Melting face art philosophy
Through his art, Maxim asks the questions: How does the artist look today compared to the past? How has he changed in the course of art history? “My goal was to find the modern artist, the artist from our time. What does it mean to be an artist these days? I was wondering,” Maxim says.
…my art is about the artist himself…
He further adds that nobody knows a young artist who repeatedly suffers from depression or who sacrifices his life to create his art.
Maxim further points out the fact that many of today’s artists focus on subjects that artists dealt with thousands of years ago, namely female beauty, and death and paradise. “What is left for modern artists?” Maxim wonders. “Everything seems to have been said, all styles are exhausted, maybe that’s why the themes have to be redefined and interpreted.”
Artistic influences
For Maxim Fomenko, Picasso comes first, then Matisse, Renoir, Malewitsch, De Kooning, and Warhol. In addition to the artists from the past, some contemporary artists inspire him again and again.

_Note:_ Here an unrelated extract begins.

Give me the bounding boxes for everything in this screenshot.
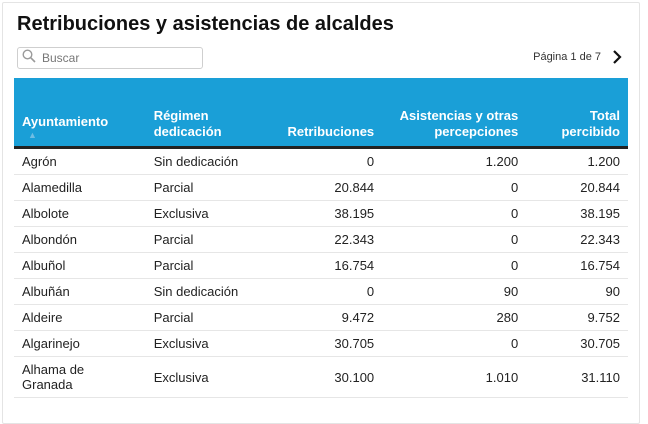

Among them is the British artist David Hockney. His brightly colored pictures influence the coloring of Maxim’s paintings. “Thanks to him my pictures are brighter, more colorful, and clearer,” says Maxim.
Memorable experience
Maxim’s greatest experience as an artist was when he visited the Belvedere Museum in Vienna, where one of his pictures (from his series of pictures that he dedicated to Picasso) was exhibited in a large, bright room next to Picasso’s real pictures.